La tensión social en Bolivia ha escalado un nuevo peldaño. En medio de las protestas que sacuden al Gobierno de Rodrigo Paz, los manifestantes indígenas han denunciado un preocupante resurgimiento de la discriminación racial. La frustración por la situación política y económica ha derivado en tensiones étnicas que amenazan con reavivar la violencia en el país andino.
“Parece que vamos a volver a los golpes”, afirmó una fuente indígena que participa en las movilizaciones, en declaraciones recogidas por la agencia Sputnik. El temor a un retroceso en los derechos conquistados planea sobre las comunidades originarias, que recuerdan épocas de exclusión sistemática.

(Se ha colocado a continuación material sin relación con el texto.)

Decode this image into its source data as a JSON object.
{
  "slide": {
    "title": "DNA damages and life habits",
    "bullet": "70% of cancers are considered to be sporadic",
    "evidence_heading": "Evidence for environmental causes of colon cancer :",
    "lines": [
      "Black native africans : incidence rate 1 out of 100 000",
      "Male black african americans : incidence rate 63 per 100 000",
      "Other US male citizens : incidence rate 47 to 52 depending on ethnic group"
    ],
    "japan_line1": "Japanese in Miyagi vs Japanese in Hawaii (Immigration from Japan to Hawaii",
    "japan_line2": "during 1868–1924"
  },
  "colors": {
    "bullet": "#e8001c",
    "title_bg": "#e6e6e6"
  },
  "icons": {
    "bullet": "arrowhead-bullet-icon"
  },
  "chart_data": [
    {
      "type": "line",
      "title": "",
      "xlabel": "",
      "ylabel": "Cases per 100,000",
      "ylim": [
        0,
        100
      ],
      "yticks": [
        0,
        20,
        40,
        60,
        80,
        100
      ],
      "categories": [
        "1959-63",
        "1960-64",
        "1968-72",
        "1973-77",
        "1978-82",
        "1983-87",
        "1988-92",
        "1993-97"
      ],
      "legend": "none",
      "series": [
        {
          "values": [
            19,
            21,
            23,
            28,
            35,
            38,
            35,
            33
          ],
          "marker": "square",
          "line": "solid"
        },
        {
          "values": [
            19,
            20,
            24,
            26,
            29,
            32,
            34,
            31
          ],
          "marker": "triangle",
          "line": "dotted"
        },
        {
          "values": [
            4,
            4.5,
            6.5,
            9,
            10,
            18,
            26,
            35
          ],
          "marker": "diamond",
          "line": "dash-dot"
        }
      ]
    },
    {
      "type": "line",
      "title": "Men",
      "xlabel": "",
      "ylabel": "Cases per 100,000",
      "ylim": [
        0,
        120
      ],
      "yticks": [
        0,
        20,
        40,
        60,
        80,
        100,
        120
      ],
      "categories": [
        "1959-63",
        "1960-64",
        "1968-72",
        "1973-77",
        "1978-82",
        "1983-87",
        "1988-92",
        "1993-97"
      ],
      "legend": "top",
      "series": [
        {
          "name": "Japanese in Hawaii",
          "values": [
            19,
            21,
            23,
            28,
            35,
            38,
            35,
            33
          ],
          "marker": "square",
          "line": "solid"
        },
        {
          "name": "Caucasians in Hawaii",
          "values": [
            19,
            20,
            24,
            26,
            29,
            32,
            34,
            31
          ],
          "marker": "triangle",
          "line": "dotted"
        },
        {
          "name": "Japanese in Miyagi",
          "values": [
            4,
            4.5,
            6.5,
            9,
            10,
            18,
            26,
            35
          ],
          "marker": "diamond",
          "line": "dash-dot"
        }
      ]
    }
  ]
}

Un escenario de protestas persistentes
Las manifestaciones contra el presidente Paz llevan semanas sin ceder en las principales ciudades bolivianas. La crisis económica y la falta de diálogo político han alimentado un clima de descontento generalizado. Sin embargo, en las últimas jornadas han vuelto a registrarse incidentes violentos de carácter político y racial, lo que ha encendido las alarmas entre los colectivos indígenas.
La discriminación hacia los pueblos originarios no es un fenómeno nuevo en Bolivia, pero los recientes episodios sugieren un repunte que podría profundizar la fractura social. Organizaciones defensoras de derechos humanos han pedido al Gobierno que garantice la seguridad de los manifestantes y evite cualquier acto de segregación.
Por el momento, el Ejecutivo de Paz no ha emitido una declaración oficial sobre las denuncias de racismo. La oposición, por su parte, acusa al Gobierno de no atender las demandas sociales y de permitir que la crispación derive en enfrentamientos interétnicos.